A classic study on implicit learning by Masters (1992) discovered that novice golfers taught how to putt through typical golf instructional phrases only performed equal to a group required to learn without any instruction. When both groups were assessed on what they understood about golf putting, the instructed group possessed more explicit knowledge, that is, they could verbalise more tips and rules about how to putt. In contrast, it was reasoned that the uninstructed group learned implicitly, suggesting they knew what to do, but were unable to verbalise how they did it. Interestingly, this is a characteristic possessed by many elite performers. (Damian Farrow, Australian Institute of Sport).
Poetry and anecdotes aside, where does this leave us?
I suggest that we may not want to blindly adhere to coach centric explicit instruction anymore than we should carelessly chip quality instruction into the garbage can.
I do not believe that players learn sequentially. I certainly do not believe children depend exclusively upon on adults to be capable in any endeavor.
If we meet our mission to nurture talent, we must understand what to provide and when. We must not let children fail in utter frustration depriving them of the support and knowledge we can share with them for their benefit. Nor should we feed our own egos believing that we are the sole source of infinite wisdom.
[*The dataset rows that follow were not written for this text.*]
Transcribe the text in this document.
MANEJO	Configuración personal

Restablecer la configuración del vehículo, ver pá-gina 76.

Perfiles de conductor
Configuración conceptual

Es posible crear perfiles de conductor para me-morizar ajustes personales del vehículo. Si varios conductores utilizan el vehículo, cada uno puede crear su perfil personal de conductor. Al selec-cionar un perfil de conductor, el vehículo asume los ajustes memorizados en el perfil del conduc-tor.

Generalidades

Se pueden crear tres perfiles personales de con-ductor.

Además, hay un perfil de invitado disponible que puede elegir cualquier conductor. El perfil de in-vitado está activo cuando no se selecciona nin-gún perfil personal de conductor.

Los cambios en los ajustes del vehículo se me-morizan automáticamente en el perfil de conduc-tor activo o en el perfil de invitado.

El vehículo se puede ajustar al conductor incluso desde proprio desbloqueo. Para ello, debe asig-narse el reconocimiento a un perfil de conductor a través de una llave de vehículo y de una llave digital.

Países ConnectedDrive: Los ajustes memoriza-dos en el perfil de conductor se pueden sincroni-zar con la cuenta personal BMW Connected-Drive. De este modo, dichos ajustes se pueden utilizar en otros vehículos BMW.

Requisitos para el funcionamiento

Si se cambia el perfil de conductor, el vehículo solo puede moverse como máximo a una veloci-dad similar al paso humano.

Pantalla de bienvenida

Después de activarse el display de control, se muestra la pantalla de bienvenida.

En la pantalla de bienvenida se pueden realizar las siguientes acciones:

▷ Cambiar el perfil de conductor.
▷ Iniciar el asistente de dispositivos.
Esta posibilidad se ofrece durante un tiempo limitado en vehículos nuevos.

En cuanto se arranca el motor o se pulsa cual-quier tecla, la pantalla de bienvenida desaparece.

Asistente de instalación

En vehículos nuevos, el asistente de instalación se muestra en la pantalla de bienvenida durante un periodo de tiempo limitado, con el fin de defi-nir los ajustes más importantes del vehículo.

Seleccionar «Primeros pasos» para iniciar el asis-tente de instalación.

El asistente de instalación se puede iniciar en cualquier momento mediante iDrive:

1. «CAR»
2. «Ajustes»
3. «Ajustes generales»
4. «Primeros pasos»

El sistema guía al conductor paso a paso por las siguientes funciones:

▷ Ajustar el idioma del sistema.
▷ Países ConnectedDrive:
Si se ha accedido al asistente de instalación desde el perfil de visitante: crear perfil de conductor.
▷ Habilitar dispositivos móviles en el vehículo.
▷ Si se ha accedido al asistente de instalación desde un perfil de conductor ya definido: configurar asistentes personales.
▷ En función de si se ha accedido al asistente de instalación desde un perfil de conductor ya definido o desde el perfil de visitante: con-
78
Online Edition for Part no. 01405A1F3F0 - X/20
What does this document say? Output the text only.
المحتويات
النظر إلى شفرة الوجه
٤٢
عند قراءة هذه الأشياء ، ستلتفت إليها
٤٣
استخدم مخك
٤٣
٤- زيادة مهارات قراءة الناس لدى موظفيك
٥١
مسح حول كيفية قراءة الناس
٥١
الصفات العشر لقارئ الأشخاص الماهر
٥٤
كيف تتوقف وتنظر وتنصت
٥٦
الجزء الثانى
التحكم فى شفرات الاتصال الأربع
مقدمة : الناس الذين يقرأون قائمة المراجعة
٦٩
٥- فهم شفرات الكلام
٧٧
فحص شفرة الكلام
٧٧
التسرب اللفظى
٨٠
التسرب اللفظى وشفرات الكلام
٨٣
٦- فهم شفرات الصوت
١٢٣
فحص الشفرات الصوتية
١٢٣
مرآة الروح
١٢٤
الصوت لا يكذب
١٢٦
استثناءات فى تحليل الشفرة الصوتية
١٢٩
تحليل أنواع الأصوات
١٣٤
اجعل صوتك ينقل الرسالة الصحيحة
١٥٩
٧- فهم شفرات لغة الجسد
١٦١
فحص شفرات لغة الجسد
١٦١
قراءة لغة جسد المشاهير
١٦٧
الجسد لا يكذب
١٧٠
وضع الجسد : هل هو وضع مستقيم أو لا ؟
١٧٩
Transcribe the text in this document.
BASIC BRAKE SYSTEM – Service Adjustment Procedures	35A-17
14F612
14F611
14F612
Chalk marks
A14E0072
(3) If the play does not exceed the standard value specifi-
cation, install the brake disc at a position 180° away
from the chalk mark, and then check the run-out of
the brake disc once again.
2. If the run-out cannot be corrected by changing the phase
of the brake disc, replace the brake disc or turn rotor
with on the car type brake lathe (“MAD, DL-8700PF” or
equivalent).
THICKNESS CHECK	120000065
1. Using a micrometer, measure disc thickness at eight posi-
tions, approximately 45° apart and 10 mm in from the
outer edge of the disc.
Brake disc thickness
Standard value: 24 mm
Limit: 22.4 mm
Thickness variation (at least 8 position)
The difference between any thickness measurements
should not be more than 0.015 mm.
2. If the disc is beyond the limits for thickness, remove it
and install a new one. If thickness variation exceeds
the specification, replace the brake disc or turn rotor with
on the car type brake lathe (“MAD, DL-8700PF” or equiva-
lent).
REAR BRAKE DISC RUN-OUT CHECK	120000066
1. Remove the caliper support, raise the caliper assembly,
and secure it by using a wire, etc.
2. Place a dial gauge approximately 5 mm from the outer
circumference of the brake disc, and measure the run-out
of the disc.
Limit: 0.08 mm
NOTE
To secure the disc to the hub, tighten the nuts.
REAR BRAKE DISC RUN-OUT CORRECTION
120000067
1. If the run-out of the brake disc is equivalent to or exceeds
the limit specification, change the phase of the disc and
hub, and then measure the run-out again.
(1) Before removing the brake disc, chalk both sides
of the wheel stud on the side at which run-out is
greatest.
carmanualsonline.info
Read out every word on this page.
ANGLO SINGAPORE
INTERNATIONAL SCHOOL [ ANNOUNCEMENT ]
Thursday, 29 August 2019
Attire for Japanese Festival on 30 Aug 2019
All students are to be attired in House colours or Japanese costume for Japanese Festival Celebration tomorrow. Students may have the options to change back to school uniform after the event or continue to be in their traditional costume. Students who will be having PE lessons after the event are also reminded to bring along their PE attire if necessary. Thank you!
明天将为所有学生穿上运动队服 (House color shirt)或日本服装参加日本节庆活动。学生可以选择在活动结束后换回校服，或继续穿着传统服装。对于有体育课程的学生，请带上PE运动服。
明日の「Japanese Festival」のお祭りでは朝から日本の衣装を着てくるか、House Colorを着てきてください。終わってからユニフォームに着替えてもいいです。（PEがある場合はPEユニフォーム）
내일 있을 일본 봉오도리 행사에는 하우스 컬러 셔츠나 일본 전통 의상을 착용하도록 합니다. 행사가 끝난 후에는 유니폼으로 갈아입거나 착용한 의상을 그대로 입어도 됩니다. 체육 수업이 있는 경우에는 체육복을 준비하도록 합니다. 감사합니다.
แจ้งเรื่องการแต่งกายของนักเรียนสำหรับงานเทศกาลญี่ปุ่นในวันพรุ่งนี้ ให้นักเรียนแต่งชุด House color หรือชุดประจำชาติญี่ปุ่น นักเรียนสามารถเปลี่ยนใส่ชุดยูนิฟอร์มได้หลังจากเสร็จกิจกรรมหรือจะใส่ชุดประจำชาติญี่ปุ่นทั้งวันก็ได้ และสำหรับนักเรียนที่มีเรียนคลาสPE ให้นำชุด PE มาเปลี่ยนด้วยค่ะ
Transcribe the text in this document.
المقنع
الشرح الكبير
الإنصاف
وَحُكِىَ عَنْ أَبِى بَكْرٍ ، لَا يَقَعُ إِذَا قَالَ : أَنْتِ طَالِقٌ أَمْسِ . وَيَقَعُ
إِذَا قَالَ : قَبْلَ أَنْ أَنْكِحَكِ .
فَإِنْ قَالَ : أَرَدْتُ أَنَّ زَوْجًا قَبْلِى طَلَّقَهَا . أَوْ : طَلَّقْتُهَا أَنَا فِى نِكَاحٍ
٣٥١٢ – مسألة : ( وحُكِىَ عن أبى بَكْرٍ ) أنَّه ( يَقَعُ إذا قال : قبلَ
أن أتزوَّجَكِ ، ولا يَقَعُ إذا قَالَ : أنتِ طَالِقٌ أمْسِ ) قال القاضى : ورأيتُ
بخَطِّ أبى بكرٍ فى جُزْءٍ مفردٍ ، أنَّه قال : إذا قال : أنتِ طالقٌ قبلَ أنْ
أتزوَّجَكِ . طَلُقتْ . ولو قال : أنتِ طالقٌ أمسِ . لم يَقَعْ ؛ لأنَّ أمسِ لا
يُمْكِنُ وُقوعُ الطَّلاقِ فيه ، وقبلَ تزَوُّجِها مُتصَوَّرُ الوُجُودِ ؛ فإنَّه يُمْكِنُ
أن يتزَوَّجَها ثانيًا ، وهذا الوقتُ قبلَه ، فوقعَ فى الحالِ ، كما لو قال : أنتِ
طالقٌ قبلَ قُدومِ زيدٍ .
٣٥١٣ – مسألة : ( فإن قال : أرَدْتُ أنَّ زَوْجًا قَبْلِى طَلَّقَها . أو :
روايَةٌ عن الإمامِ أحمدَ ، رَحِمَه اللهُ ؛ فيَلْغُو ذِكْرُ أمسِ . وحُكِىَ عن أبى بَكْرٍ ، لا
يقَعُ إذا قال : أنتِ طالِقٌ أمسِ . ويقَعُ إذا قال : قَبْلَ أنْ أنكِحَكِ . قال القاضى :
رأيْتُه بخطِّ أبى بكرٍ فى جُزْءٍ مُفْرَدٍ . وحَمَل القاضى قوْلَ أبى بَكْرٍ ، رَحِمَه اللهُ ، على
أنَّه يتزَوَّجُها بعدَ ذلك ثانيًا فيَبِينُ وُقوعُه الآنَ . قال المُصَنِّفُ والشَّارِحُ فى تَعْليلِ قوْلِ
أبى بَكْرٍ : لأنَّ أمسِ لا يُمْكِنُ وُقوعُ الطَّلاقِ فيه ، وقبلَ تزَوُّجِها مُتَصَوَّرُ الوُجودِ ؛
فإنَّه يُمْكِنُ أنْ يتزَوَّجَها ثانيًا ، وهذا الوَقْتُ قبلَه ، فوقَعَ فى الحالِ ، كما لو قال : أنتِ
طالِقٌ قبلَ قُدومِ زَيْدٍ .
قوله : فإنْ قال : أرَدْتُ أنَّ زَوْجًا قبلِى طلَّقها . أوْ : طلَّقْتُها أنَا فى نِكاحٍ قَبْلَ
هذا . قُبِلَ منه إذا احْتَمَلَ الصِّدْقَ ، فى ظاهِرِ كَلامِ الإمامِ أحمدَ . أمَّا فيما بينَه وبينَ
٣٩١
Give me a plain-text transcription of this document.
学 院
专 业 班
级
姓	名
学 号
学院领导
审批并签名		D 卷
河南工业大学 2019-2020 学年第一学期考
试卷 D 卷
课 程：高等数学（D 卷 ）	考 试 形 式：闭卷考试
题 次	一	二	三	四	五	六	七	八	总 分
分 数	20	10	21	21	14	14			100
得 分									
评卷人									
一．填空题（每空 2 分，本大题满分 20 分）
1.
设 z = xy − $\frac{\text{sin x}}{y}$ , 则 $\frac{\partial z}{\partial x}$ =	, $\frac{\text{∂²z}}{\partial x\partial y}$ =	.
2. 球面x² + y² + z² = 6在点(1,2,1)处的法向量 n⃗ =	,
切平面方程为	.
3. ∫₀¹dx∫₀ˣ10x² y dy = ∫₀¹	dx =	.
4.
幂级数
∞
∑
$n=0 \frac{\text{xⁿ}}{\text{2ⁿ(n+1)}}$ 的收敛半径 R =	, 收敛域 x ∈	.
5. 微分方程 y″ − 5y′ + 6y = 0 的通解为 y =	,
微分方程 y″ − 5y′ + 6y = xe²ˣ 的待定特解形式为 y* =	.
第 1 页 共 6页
At TOVO International, we favor implicit instruction first and explicit instruction as determined by the individual needs of the athlete. We play purposefully and observe, observe, and observe some more. If a player can chip a ball on his own then we have done our job through a policy of non-intervention.
Sometimes we are at our best when we are small. We serve through our silence.
When we see a player fail repeatedly we must rescue them from the loss of hope. A well-timed comment may shift failure into opportunity: the opportunity to acquire a skill to be more capable and confident.
So, if you ask me if I believe that children need the basics first, I would suggest that they do not.
If you ask me if we can learn from poetry, smart phones, garbage cans, and caring adults I would say…
“I am full of garbage and full of plenty more ideas to rethink the way we develop talent.”